There are a lot of unanswered questions around how the economic adjustment will play out. Whether AI will primarily be a substitute or a complement for labor, how quickly it diffuses across the economy, and ultimately who wins versus loses are all very difficult to forecast. Unlike past general-purpose technologies, which took decades to diffuse, AI use is spreading fast, with divergent consequences across the economy. Recent sharp declines in equity and loan valuations across AI-exposed sectors underscore these risks.

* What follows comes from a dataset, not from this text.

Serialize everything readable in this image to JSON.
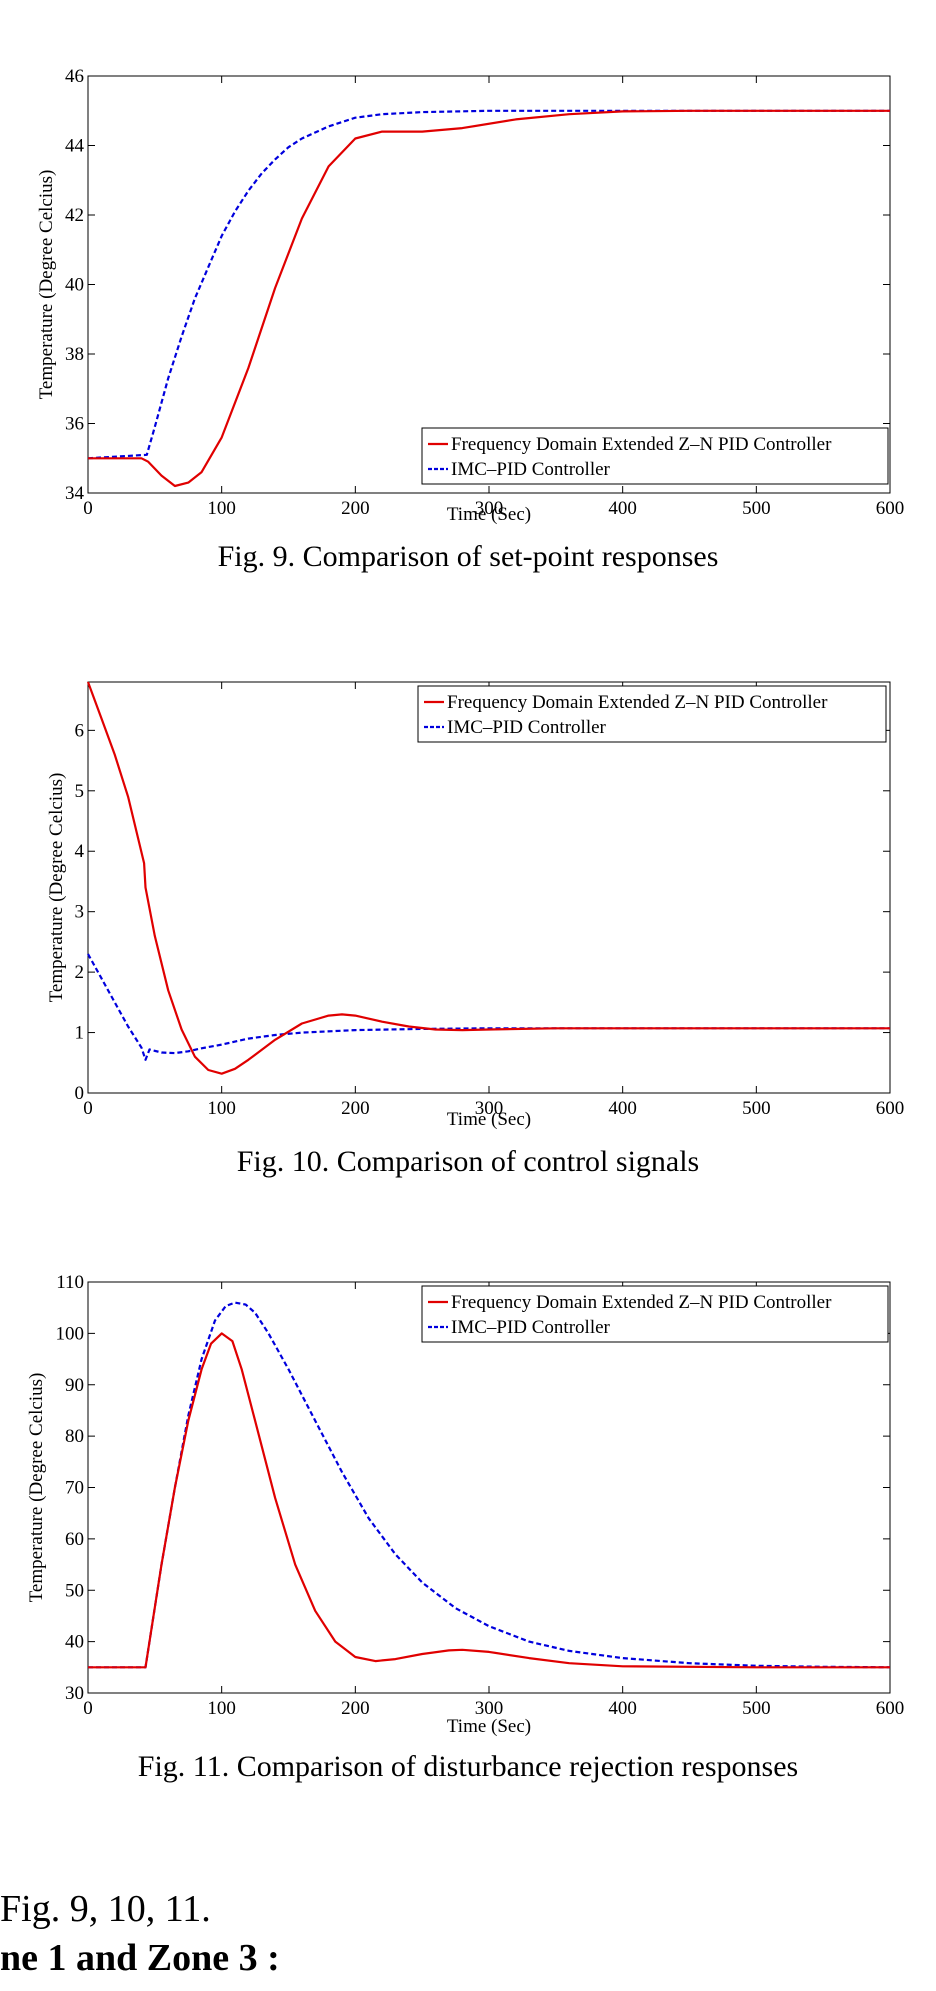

Given the uncertainty, comparisons to historical economic transformations that followed the introduction of general-purpose technologies are natural. Specifically, the late-1990s diffusion of personal computers, networking, and the internet, which drove a productivity boom, is a potentially useful study for today. However, there are important differences between the late 1990s and what is happening today. If 2025 is a preview, AI might not be a productivity tide that lifts all boats. Indeed, the risk is that much of the value AI creates will accrue primarily to capital holders – not workers.

Lessons from the 1990s …

In 1994, Nobel laureate economist Paul Krugman remarked that while productivity isn’t everything in the long run, it’s “almost everything.” Productivity-enhancing new technologies have tended to raise living standards by augmenting both supply and demand over time – a tide that lifts all boats. Achieving greater output with the same level of input (whether through technological innovation or any means) increases productive capacity simply by definition. As part of this trend, more productive workers tend to earn higher real wages, and more productive capital tends to earn higher returns. Higher real wages and profits should in turn encourage consumption and investment, and support demand.